Later that week our friend Ziad (Director of the Ibdaa Cultural Center) got a permit to enter the Jerusalem area for three days and zero nights. Ibdaa and some other community centers in West Bank refugee camps organized a trip for kids to visit some of the villages in “48” (AKA Israel) that their families lived in before the ethnic cleansing of 1947-48. When the trip ended Ziad still had a few hours left on his permit and another friend from the US had a rented car. So four of us took off to visit Zakaria, Ziad’s father’s village and other villages about a half hour from Dheisheh. I saw two things there I hadn't seen on previous visits: 1) An area of incredibly beautiful green mountains and valleys; 2) The return of the Palestinian refugees is more than a romantic desire, political demand, or compliance with international law. Here is the land their parents and grandparents left so recently and so close to where they live now in crowded cement refugee camps. These aren’t little anachronistic villages (though there are the remains of some). They are big, big spaces, most of them unpopulated or sparsely populated. Those who argue that if the refugees return Israel will no longer be a Jewish state are making their own counter-argument: Israel was created and is sustained by a grave injustice, one that is still possible to correct. Yes, I fully understand, as do most Palestinians, that it does get more complicated when we’re talking about returning to land, or even homes, where people—most of whom were born after 1948—are living their lives. Complicated, difficult, and painful. But not impossible to reconcile the rights of current residents with the rights of the refugees.
Zakaria is now a small bedroom community near Jerusalem. “Look what they have here for their children,” Ziad noted as we passed a large, well-equipped playground and a basketball court. “Look how Shlomo can come home from work, sit in the garden and look at this beautiful view. How can they sleep at night?” We all sighed, knowing that they sleep just fine. As we walked through another village, now a national park where “Shlomo can come with this family and have a nice barbecue,” I ask Ziad how he feels when he comes here. “Here, at least I can breathe,” he says sadly.
More immediate, and nearly as fervent among young people in Dheisheh Refugee Camp is the desire to go to the beach.
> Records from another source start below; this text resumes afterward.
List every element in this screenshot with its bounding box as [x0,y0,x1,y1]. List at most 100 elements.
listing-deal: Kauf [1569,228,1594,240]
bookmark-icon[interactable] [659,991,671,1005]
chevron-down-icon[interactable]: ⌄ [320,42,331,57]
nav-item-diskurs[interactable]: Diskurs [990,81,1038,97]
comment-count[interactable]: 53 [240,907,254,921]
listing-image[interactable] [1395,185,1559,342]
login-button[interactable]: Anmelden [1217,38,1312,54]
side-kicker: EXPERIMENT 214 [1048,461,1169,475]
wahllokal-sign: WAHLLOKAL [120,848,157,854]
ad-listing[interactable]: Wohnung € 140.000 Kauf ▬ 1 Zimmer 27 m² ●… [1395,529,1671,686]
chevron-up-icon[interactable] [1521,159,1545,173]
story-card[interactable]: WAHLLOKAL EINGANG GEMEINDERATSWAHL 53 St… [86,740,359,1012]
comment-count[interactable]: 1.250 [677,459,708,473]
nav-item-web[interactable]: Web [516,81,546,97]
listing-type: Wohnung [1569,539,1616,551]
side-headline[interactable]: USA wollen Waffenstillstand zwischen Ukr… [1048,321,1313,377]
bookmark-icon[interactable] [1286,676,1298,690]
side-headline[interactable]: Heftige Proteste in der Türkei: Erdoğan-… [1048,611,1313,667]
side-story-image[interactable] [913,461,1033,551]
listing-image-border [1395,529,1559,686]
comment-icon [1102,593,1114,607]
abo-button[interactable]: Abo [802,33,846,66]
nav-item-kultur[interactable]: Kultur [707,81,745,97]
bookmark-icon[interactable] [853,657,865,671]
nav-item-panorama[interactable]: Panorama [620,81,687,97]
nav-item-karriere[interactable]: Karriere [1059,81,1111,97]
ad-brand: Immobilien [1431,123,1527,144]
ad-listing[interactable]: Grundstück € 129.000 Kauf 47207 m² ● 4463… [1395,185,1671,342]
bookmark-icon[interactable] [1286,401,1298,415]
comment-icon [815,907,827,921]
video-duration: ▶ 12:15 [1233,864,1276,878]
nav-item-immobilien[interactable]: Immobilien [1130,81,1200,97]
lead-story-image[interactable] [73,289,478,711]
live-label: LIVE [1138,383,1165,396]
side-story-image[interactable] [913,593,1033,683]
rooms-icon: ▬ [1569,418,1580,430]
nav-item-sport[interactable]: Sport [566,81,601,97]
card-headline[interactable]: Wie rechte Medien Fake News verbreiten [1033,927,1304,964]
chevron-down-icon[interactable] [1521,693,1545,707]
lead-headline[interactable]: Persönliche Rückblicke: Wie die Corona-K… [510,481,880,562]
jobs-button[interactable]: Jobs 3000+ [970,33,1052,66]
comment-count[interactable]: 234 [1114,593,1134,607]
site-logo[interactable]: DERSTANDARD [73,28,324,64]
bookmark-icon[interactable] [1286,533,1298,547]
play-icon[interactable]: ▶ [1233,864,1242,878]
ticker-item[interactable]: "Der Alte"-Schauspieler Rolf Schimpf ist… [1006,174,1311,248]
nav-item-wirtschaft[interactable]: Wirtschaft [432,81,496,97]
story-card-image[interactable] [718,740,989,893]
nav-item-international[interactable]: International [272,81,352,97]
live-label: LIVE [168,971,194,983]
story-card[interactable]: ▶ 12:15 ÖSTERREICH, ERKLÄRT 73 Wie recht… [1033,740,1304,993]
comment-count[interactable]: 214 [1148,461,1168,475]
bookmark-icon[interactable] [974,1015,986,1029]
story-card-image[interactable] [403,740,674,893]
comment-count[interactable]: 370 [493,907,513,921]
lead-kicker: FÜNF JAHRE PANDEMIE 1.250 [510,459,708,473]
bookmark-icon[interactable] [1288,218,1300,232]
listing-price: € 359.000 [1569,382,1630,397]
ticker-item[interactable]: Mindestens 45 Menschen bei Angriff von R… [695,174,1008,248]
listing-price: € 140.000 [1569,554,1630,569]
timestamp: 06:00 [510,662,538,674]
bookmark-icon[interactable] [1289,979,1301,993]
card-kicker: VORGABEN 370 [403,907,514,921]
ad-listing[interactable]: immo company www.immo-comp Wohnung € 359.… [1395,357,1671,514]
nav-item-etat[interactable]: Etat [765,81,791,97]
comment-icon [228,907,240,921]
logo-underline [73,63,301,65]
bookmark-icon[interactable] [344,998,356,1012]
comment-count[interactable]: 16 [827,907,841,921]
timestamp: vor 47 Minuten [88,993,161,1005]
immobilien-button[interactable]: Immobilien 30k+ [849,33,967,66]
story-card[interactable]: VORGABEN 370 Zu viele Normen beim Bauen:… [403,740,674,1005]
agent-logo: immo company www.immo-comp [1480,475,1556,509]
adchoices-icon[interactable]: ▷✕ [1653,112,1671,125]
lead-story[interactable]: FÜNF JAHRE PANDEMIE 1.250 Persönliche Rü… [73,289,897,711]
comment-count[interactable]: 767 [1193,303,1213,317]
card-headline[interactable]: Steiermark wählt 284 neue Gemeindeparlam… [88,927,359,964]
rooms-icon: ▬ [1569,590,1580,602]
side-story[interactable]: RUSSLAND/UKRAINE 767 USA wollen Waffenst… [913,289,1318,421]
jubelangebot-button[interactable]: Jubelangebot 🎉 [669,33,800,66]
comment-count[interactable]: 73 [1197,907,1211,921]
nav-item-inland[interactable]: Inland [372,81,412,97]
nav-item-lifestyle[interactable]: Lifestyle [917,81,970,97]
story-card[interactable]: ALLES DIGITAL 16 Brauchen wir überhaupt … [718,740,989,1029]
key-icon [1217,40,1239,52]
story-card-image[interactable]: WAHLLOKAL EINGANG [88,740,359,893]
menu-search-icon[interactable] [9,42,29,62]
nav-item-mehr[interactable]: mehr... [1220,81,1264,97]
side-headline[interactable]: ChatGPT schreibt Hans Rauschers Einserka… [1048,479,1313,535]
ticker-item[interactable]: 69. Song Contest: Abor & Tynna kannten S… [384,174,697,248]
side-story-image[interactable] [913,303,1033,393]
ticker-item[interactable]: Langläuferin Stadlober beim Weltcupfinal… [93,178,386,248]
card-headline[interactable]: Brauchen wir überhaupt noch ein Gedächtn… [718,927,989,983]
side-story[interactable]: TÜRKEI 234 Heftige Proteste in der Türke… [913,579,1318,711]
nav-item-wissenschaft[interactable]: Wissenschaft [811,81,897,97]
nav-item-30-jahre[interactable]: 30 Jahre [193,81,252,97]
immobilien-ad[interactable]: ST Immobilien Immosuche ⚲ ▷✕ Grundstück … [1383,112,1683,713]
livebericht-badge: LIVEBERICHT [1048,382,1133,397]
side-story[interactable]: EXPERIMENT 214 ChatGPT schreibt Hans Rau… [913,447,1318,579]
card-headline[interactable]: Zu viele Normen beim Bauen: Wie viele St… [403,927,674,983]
It is really, really hot. They are on summer break. The beach is only an hour away. But even if they get permits to enter the Jerusalem area—which takes a while for young women, is virtually impossible for young men—they are still not allowed to go further to reach to the Mediterranean. But someone figured out that, at least for the moment, foreigners driving rented cars with Israeli plates are not stopped at checkpoints. So, the beach shuttles have begun, and I’m sure will continue through the summer until someone gets caught, and the Israeli soldiers begin stopping rental cars at checkpoints.